Feb. 1 (Bloomberg) -- Porsche SE said hedge funds that accused the German carmaker of concealing a plan to corner the market in Volkswagen AG shares agreed not to appeal a New York court ruling dismissing the case.
A New York state appeals court threw out the 2011 lawsuit in December, saying events at issue in the case had an “inadequate connection” to the state. Stuttgart-based Porsche had asked the appeals court in November to reverse a lower court’s rejection of its motion to dismiss the suit, brought by 26 hedge funds including David Einhorn’s Greenlight Capital Inc.
The hedge funds agreed to waive any appeal of the December ruling, while Porsche won’t raise any statute-of-limitations defense against claims the funds file before a court in Germany within 90 days, the carmaker said in a statement yesterday. Porsche said it still believes the claims are without merit.

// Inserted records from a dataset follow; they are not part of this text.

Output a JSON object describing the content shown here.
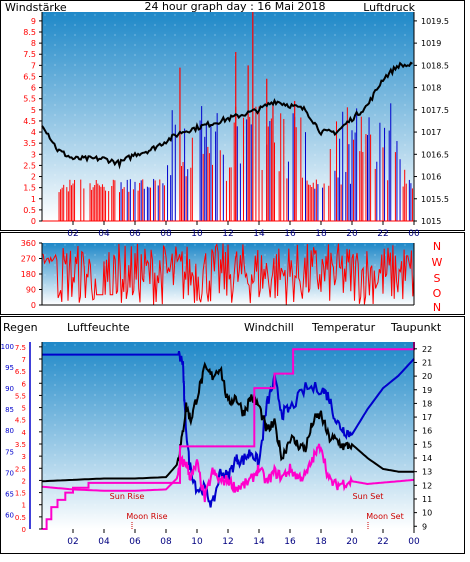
{
  "colors": {
    "red": "#ff0000",
    "blue": "#0000cc",
    "black": "#000000",
    "magenta": "#ff00cc",
    "navy": "#000080",
    "green": "#008000",
    "dark_red": "#cc0000",
    "sky_top": "#1e88c8",
    "sky_bottom": "#ffffff"
  },
  "chart_data": [
    {
      "type": "line",
      "title": "24 hour graph day : 16 Mai 2018",
      "left_label": "Windstärke",
      "right_label": "Luftdruck",
      "x_ticks": [
        "02",
        "04",
        "06",
        "08",
        "10",
        "12",
        "14",
        "16",
        "18",
        "20",
        "22",
        "00"
      ],
      "y_left_ticks": [
        "0",
        "0.5",
        "1",
        "1.5",
        "2",
        "2.5",
        "3",
        "3.5",
        "4",
        "4.5",
        "5",
        "5.5",
        "6",
        "6.5",
        "7",
        "7.5",
        "8",
        "8.5",
        "9"
      ],
      "y_left_range": [
        0,
        9.4
      ],
      "y_right_ticks": [
        "1015",
        "1015.5",
        "1016",
        "1016.5",
        "1017",
        "1017.5",
        "1018",
        "1018.5",
        "1019",
        "1019.5"
      ],
      "y_right_range": [
        1015,
        1019.7
      ],
      "series": [
        {
          "name": "Luftdruck",
          "axis": "right",
          "color": "black",
          "x": [
            0,
            1,
            2,
            3,
            4,
            5,
            6,
            7,
            8,
            9,
            10,
            11,
            12,
            13,
            14,
            15,
            16,
            17,
            18,
            19,
            20,
            21,
            22,
            23,
            24
          ],
          "y": [
            1017.2,
            1016.6,
            1016.4,
            1016.4,
            1016.4,
            1016.3,
            1016.5,
            1016.6,
            1016.8,
            1017.0,
            1017.1,
            1017.2,
            1017.3,
            1017.4,
            1017.5,
            1017.7,
            1017.6,
            1017.5,
            1017.0,
            1017.0,
            1017.3,
            1017.6,
            1018.2,
            1018.5,
            1018.5
          ]
        },
        {
          "name": "Windstärke",
          "axis": "left",
          "color": "red",
          "x": [
            8.9,
            12.5,
            13.3,
            13.6,
            14.5,
            14.9,
            16.3
          ],
          "y": [
            6.9,
            7.6,
            7.0,
            9.4,
            6.4,
            5.3,
            5.4
          ]
        }
      ]
    },
    {
      "type": "scatter",
      "title": "",
      "y_ticks": [
        "0",
        "90",
        "180",
        "270",
        "360"
      ],
      "y_range": [
        0,
        360
      ],
      "right_letters": [
        "N",
        "W",
        "S",
        "O",
        "N"
      ],
      "x_ticks": [
        "02",
        "04",
        "06",
        "08",
        "10",
        "12",
        "14",
        "16",
        "18",
        "20",
        "22",
        "00"
      ]
    },
    {
      "type": "line",
      "legend": [
        "Regen",
        "Luftfeuchte",
        "Windchill",
        "Temperatur",
        "Taupunkt"
      ],
      "x_ticks": [
        "02",
        "04",
        "06",
        "08",
        "10",
        "12",
        "14",
        "16",
        "18",
        "20",
        "22",
        "00"
      ],
      "y_rain_ticks": [
        "0",
        "0.5",
        "1",
        "1.5",
        "2",
        "2.5",
        "3",
        "3.5",
        "4",
        "4.5",
        "5",
        "5.5",
        "6",
        "6.5",
        "7",
        "7.5"
      ],
      "y_rain_range": [
        0,
        7.7
      ],
      "y_humidity_ticks": [
        "60",
        "65",
        "70",
        "75",
        "80",
        "85",
        "90",
        "95",
        "100"
      ],
      "y_humidity_range": [
        56.5,
        101
      ],
      "y_temp_ticks": [
        "9",
        "10",
        "11",
        "12",
        "13",
        "14",
        "15",
        "16",
        "17",
        "18",
        "19",
        "20",
        "21",
        "22"
      ],
      "y_temp_range": [
        8.8,
        22.5
      ],
      "annotations": [
        "Sun Rise",
        "Moon Rise",
        "Sun Set",
        "Moon Set"
      ],
      "series": [
        {
          "name": "Luftfeuchte",
          "color": "blue",
          "x": [
            0,
            2,
            4,
            6,
            8,
            8.8,
            9.1,
            9.2,
            9.5,
            10,
            10.5,
            11,
            11.5,
            12,
            12.5,
            13,
            13.5,
            14,
            14.5,
            15,
            15.5,
            16,
            17,
            18,
            18.5,
            19,
            19.5,
            20,
            21,
            22,
            23,
            24
          ],
          "y": [
            98,
            98,
            98,
            98,
            98,
            98,
            96,
            85,
            72,
            66,
            66,
            62,
            70,
            69,
            73,
            73,
            75,
            72,
            86,
            92,
            84,
            85,
            90,
            90,
            88,
            82,
            80,
            79,
            85,
            90,
            93,
            97
          ]
        },
        {
          "name": "Temperatur",
          "color": "black",
          "x": [
            0,
            2,
            4,
            6,
            8,
            8.7,
            9.0,
            9.3,
            9.6,
            10,
            10.5,
            11,
            11.5,
            12,
            12.5,
            13,
            13.5,
            14,
            14.5,
            15,
            15.5,
            16,
            16.5,
            17,
            17.5,
            18,
            18.5,
            19,
            19.5,
            20,
            21,
            22,
            23,
            24
          ],
          "y": [
            12.3,
            12.4,
            12.5,
            12.5,
            12.6,
            13.5,
            15.2,
            17.8,
            16.8,
            18.5,
            20.5,
            20.0,
            20.7,
            18.0,
            18.5,
            17.3,
            18.5,
            17.8,
            16.0,
            16.5,
            14.0,
            15.5,
            15.0,
            14.7,
            16.7,
            17.2,
            15.5,
            15.3,
            14.8,
            15.0,
            14.0,
            13.2,
            13.0,
            13.0
          ]
        },
        {
          "name": "Taupunkt",
          "color": "magenta",
          "x": [
            0,
            2,
            4,
            6,
            8,
            8.7,
            9.0,
            9.3,
            9.6,
            10,
            10.5,
            11,
            11.5,
            12,
            12.5,
            13,
            13.5,
            14,
            14.5,
            15,
            15.5,
            16,
            16.5,
            17,
            17.5,
            18,
            18.5,
            19,
            19.5,
            20,
            21,
            22,
            23,
            24
          ],
          "y": [
            11.9,
            11.7,
            11.6,
            11.6,
            11.7,
            12.5,
            13.7,
            13.6,
            12.5,
            13.6,
            11.0,
            13.0,
            12.3,
            12.4,
            11.8,
            12.0,
            12.4,
            13.3,
            12.2,
            13.0,
            12.6,
            13.2,
            12.6,
            12.7,
            14.0,
            15.0,
            12.4,
            12.0,
            12.2,
            12.3,
            12.1,
            12.2,
            12.3,
            12.4
          ]
        },
        {
          "name": "Regen",
          "color": "magenta",
          "step": true,
          "x": [
            0,
            0.3,
            0.6,
            1.0,
            1.5,
            2.0,
            3.0,
            8.9,
            13.7,
            15.0,
            16.2,
            20.0,
            21.0,
            24.0
          ],
          "y": [
            0.0,
            0.4,
            0.9,
            1.2,
            1.5,
            1.7,
            1.9,
            3.4,
            5.8,
            6.4,
            7.4,
            7.4,
            7.4,
            7.7
          ]
        }
      ]
    }
  ]
}
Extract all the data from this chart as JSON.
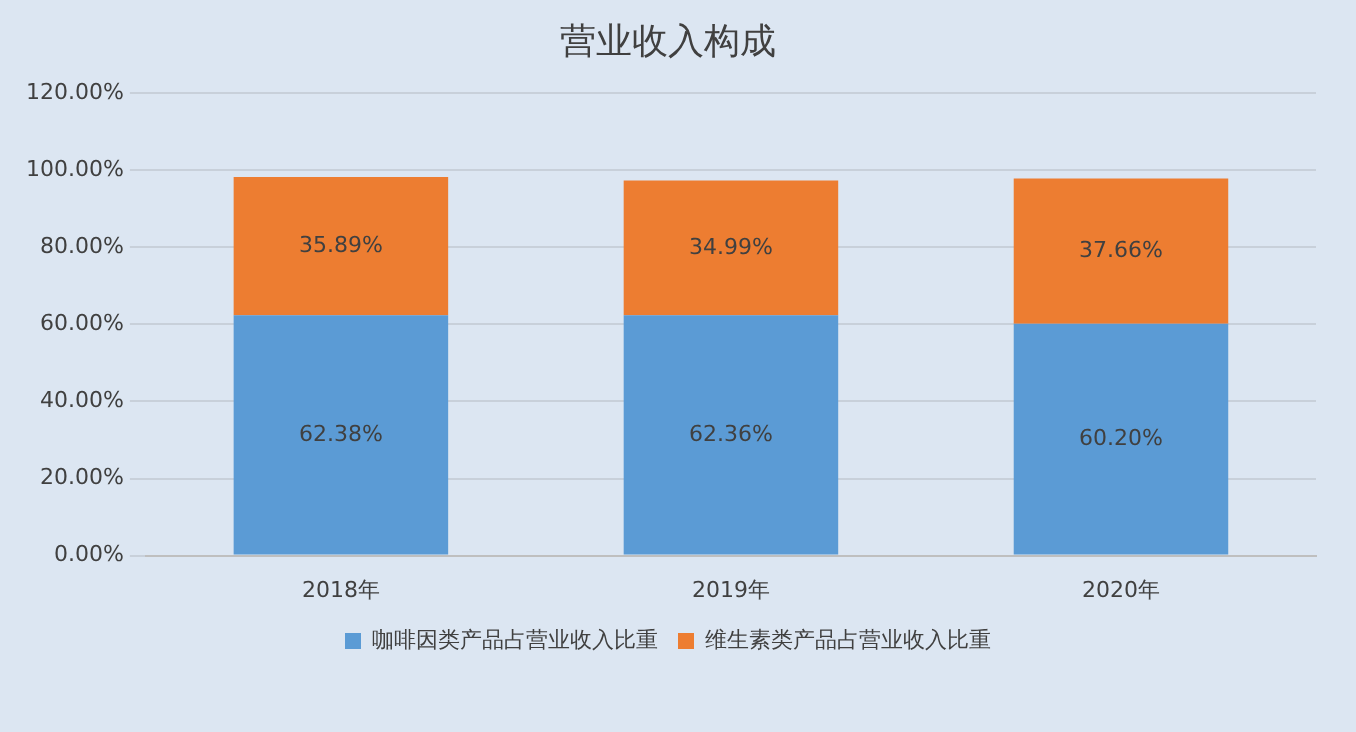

“Every dismissal of a case is positive,” Frank Schwope, a Hanover-based analyst with Norddeutsche Landesbank Girozentrale, said by phone. “But there are other suits, also in Germany, which will probably go on for months, even years, and a settlement is one of the options to end the cases.”
Porsche rose as much as 3.4 percent, the biggest intraday jump since Jan. 11, and was trading up 2.5 percent at 65.71 euros at 9:30 a.m. in Frankfurt, valuing the company 20.1 billion euros ($27.4 billion).
Investors are probably reducing Porsche’s value by a “single-digit billion-euro” amount because of the risk they see of a court ruling against Porsche, Schwope said.
The hedge funds, which had bet that Volkswagen stock would fall, claimed Porsche misled investors by denying through much of 2008 that it intended to acquire the Wolfsburg, Germany-based carmaker and by using manipulative trades to hide its stock positions. The plaintiffs sought more than $1.4 billion in damages.
U.S. District Judge Harold Baer in New York in December 2010 dismissed a similar lawsuit by two hedge funds, Black Diamond Offshore and Elliott Associates LP, representing a total of 39 U.S. and foreign-based funds.
In his opinion, Baer said he relied on a U.S. Supreme Court ruling that fraud claims such as those in the lawsuits against Porsche apply only to securities listed on domestic exchanges and domestic transactions in other securities. Baer said his ruling applied to similar complaints against Porsche.
The hedge funds appealed that ruling in January 2011, and subsequently filed the New York state court suit over the same allegations.
Porsche said on Oct. 26, 2008, that it controlled 74.1 percent of Volkswagen, partly through options, and was seeking an eventual takeover. The disclosures caused the shares to surge as short-sellers raced to cover their positions.
The failed bid led Porsche to agree to sell its sports-car business to Volkswagen as debt soared. That transaction was completed on Aug. 1, when VW bought the remaining shares in the maker of the 911 sports car for 4.5 billion euros.
The case is Viking Global Equities LP v. Porsche Automobil Holdings SE, 650435/2011, New York State Supreme Court, New York County (Manhattan).